Edifício Master: One View

by | Oct 7, 2009

Some movies seem to travel better than others. From the point of view of teaching a class on Brazilian cinema in a U.S. university to students with a wide range of backgrounds, it is never clear how they will interpret the tone of a scene or what jokes and references will get lost in translation. In the case of Eduardo Coutinho’s Edifício Master (2002), it was as if certain students had seen a different film altogether. The documentary consists of interviews with the residents of crowded building in Copacabana: middle-aged couples, a prostitute, and a former soccer player, among others, tell their stories, dreams, and frustrations. Coutinho is one of those rare directors able to treat his subjects as neither heroes nor villains: he does not look at them from above or below, aware that his cameras can only capture the truth of a person’s reaction to being filmed.

Edifício Master, then refrains from editorial judgments, even when we discover holes in a story, or have enough reason to suspect embellishments. The only soundtrack is provided by singing, which Coutinho tends to encourage his interviewees to do. Yet to a fraction of my class, the film was sensationalist and exploitative.
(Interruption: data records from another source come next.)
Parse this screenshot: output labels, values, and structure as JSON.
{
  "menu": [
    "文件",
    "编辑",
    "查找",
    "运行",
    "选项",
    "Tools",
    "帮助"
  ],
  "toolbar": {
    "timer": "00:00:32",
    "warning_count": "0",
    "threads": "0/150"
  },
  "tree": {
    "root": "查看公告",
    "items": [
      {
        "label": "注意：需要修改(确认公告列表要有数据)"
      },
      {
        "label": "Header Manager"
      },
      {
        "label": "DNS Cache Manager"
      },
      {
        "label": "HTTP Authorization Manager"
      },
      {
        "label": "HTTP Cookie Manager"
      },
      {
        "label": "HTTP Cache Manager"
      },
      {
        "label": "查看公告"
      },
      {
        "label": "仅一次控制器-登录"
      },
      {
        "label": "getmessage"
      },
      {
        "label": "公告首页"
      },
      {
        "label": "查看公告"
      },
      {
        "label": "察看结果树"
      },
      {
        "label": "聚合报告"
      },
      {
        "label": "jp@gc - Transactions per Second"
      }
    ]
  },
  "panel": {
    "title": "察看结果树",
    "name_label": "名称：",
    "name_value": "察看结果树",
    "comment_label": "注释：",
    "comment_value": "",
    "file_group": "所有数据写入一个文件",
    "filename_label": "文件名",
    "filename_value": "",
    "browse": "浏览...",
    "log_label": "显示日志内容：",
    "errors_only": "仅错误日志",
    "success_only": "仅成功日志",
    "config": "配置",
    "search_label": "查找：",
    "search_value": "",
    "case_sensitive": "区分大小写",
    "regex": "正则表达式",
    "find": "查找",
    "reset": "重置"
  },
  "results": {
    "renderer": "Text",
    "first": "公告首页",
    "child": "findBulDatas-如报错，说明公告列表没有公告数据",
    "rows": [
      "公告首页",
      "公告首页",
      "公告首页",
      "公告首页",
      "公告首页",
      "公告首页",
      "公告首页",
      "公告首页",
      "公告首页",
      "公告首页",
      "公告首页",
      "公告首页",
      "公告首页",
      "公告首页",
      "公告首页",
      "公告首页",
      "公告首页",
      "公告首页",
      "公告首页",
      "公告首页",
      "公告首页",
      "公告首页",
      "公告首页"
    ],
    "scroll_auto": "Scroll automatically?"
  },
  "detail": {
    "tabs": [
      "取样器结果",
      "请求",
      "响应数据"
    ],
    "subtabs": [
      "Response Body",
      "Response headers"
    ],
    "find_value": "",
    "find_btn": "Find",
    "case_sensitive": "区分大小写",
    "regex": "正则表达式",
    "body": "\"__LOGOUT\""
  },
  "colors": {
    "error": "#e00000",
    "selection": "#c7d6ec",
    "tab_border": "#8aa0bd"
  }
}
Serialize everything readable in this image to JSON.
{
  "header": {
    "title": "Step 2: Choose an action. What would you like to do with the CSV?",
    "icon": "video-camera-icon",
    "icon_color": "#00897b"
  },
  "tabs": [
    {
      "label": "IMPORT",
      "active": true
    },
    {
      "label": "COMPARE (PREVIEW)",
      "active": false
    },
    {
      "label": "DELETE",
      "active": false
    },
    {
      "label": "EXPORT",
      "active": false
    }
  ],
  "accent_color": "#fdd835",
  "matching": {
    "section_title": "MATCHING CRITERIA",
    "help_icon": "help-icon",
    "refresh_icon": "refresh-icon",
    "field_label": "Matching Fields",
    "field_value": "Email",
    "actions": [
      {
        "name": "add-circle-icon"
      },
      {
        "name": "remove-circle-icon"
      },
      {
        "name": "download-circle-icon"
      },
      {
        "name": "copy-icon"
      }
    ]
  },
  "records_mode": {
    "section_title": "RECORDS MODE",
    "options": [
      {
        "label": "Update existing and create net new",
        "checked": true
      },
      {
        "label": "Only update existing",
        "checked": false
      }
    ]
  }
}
Having seen it several times and being familiar with the critical reception, I was surprised by their response. The lesson plan was tossed, students spent over an hour arguing the point back and forth, and I do not think I have learned so much in a classroom as I did then. I saw the movie again, as someone who had never spent time in Brazil or Latin America. Perhaps people do not open up so easily to a stranger elsewhere, unless prodded by the promise of appearing on television? A believer in the universal appeal of Coutinho’s documentaries, I had to concede there can be such a thing as culture shock.

Fall 2009Volume VIII, Number 3

Bruno Carvalho received his Ph.D. in Romance Languages and Literatures from Harvard University. He is an assistant professor at Princeton’s Department of Spanish and Portuguese Languages and Cultures.